Shaun: Now, I have this income coming in. By the way, the very first deal that I ever split with a student, we closed, we made $86,000 on that one deal. I got half of it. I never would have seen $1 of that through the brokerage and I got half at that time. I even went back and I asked my student. His name was Kevin. I said, “Kevin, you had to split half of $86,000 with me. I might have had two hours maybe wrapped up in this deal at the most. Do you feel like you get ripped off?”

And I learned something big. Kevin said no. He said, “Shaun, based on what you knew is the only reason I got that deal closed.” He said “I might have gotten it closed on my own, but I might have made $20,000, maybe, if I was lucky if I closed it on my own. Because of you, we went back and renegotiated and got $86,000. So I got $43,000, half of that because of you, Shaun.” He said, “I might have made $20,000 before, but I wouldn’t have made $43,000.” So half of $86,000 is better than all of $20,000. Does this make sense?

Mike: Yeah. Absolutely.

Shaun: This came as a result of establishing the vision. Before, when I was only focused on the money, I was focused on building the brokerage. The brokerage did not fit my vision not one iota. That’s why the vision is the least sexy part of this. Most people want to say, “Just jump right to the money making part,” but the vision, even though it’s the least sexy, is the most important because when you honor your vision, the money will come, as corny as that sounds. But the vision is the most important step. Otherwise, I still would have that brokerage today.

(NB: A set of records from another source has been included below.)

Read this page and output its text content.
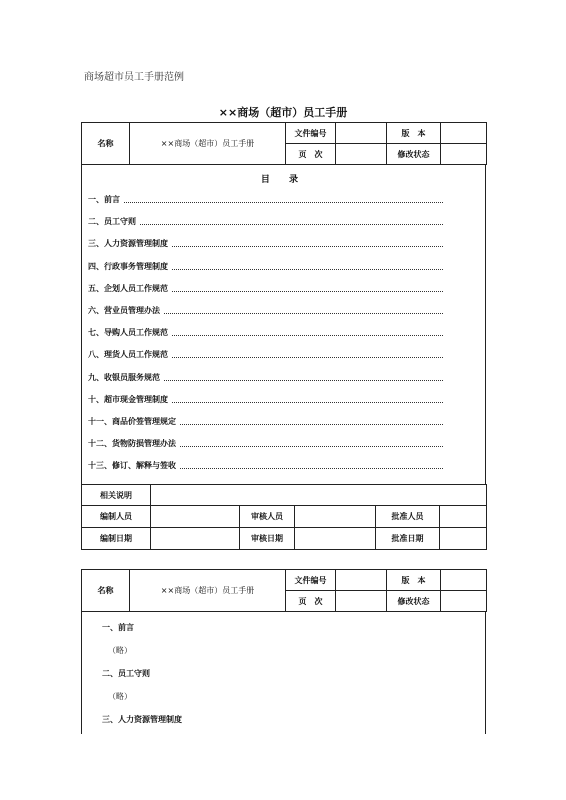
商场超市员工手册范例
××商场（超市）员工手册
名称	××商场（超市）员工手册	文件编号		版　本	
		页　次		修改状态	
目 录
一、前言
二、员工守则
三、人力资源管理制度
四、行政事务管理制度
五、企划人员工作规范
六、营业员管理办法
七、导购人员工作规范
八、理货人员工作规范
九、收银员服务规范
十、超市现金管理制度
十一、商品价签管理规定
十二、货物防损管理办法
十三、修订、解释与签收
相关说明					
编制人员		审核人员		批准人员	
编制日期		审核日期		批准日期	
名称	××商场（超市）员工手册	文件编号		版　本	
		页　次		修改状态	
一、前言
（略）
二、员工守则
（略）
三、人力资源管理制度
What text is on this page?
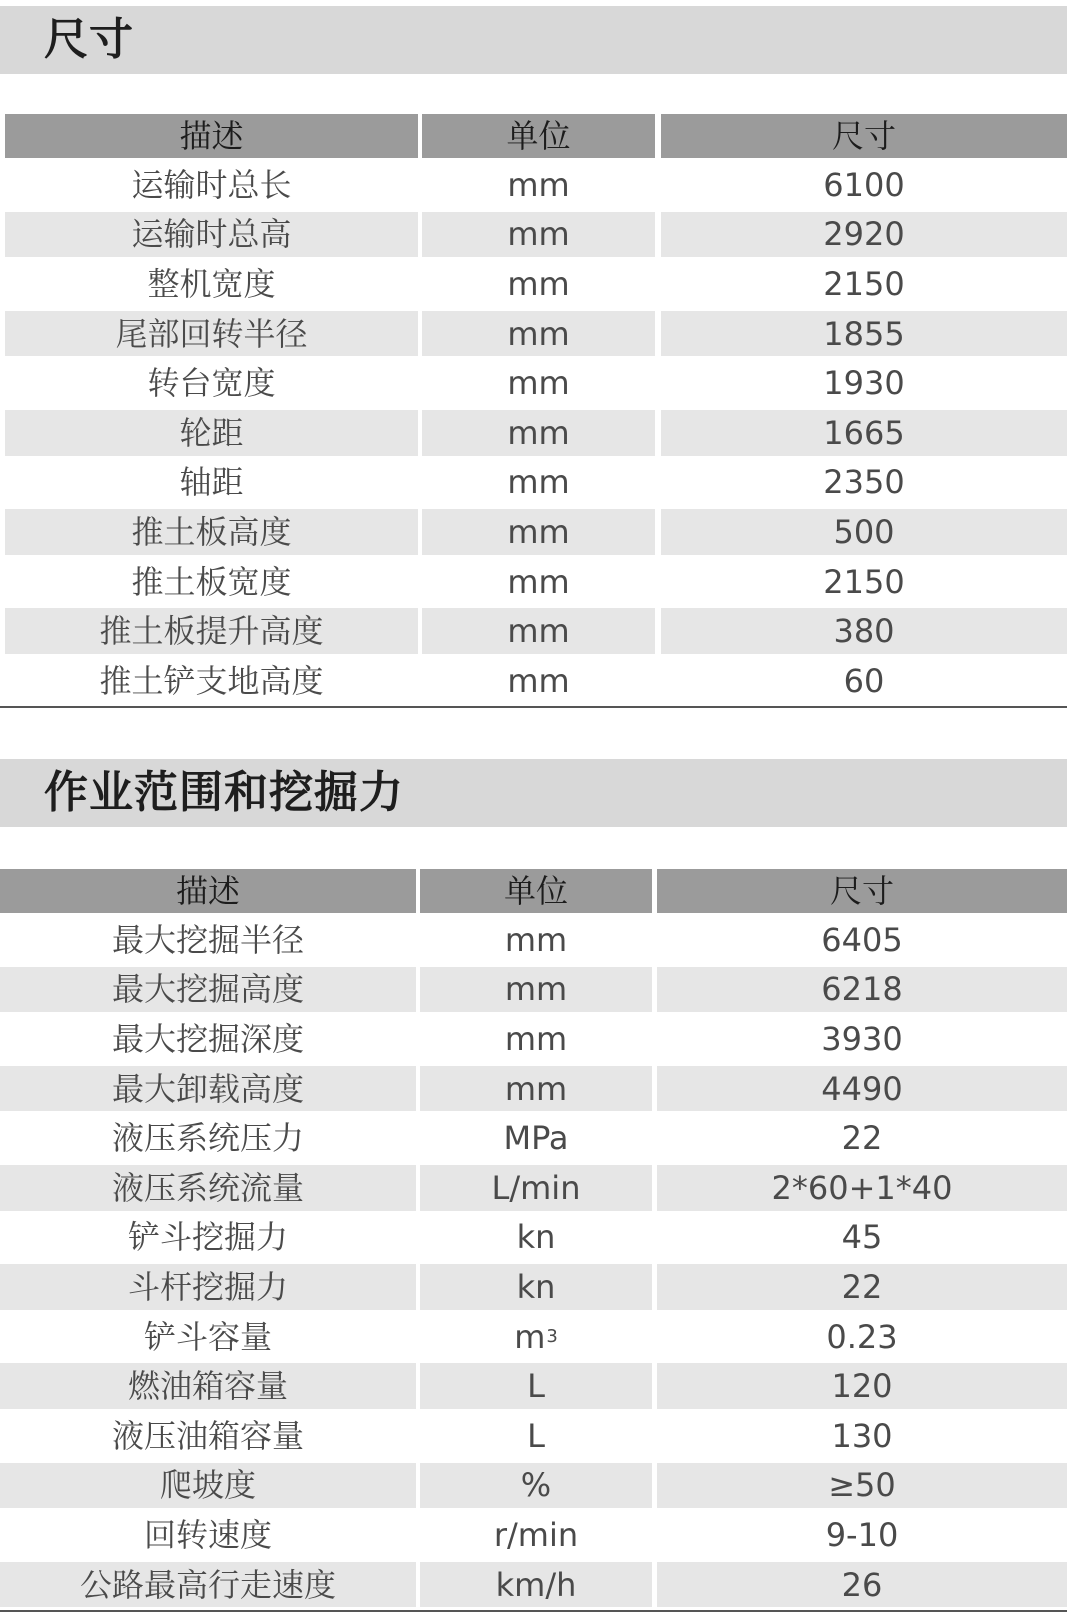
尺寸
描述	单位	尺寸
运输时总长	mm	6100
运输时总高	mm	2920
整机宽度	mm	2150
尾部回转半径	mm	1855
转台宽度	mm	1930
轮距	mm	1665
轴距	mm	2350
推土板高度	mm	500
推土板宽度	mm	2150
推土板提升高度	mm	380
推土铲支地高度	mm	60
作业范围和挖掘力
描述	单位	尺寸
最大挖掘半径	mm	6405
最大挖掘高度	mm	6218
最大挖掘深度	mm	3930
最大卸载高度	mm	4490
液压系统压力	MPa	22
液压系统流量	L/min	2*60+1*40
铲斗挖掘力	kn	45
斗杆挖掘力	kn	22
铲斗容量	m 3	0.23
燃油箱容量	L	120
液压油箱容量	L	130
爬坡度	%	≥50
回转速度	r/min	9-10
公路最高行走速度	km/h	26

Mike: That’s a great story. That’s a great lesson. I think a lot of people tend to sell themselves short on what they’re capable of in your example there, what somebody would pay for something or what they’re worth, for sure. It’s pretty common.

Shaun: And of course, that’s my story. Your vision is going to look somewhat different than mine. Maybe you don’t start a coaching program. I don’t know what you do or don’t do. All of it starts with that vision. Since everybody’s vision is different and then the vehicles of how we get there, some of you might say, “I don’t want to do coaching. I really do want to have a rental business.”

But the vehicle for you to get there doesn’t necessarily have to include debt if you don’t want it to. You can take on a joint venture partner and have the joint venture partner put up the money. You guys could split rents. And then when the property goes vacant, there’s no payment to make. You guys just both don’t make money that month. There are all kinds of different vehicles which are ways to get to your vision, but you want to get to your vision in ways that honor all aspects of your vision, not just the business aspect.

Mike: Right. Awesome. Well, guys, we’ll add a link to how to get to Lifeonaire down below here and how to pick up the book if you want it. I’d recommend it. It’s a great book. It kind of opens your eyes as to why you work so hard and how you can do things differently. Shaun, I definitely appreciate you spending time with us today.

Shaun: You’re welcome, man. Thanks for having me on.

Mike: Good to see you, my friend.

Shaun: I appreciate it, brother.

Mike: We’ll see you at the REI Power Summit.

Shaun: Oh yeah, I’ll be there.

Mike: Awesome. Take care. Have a good day.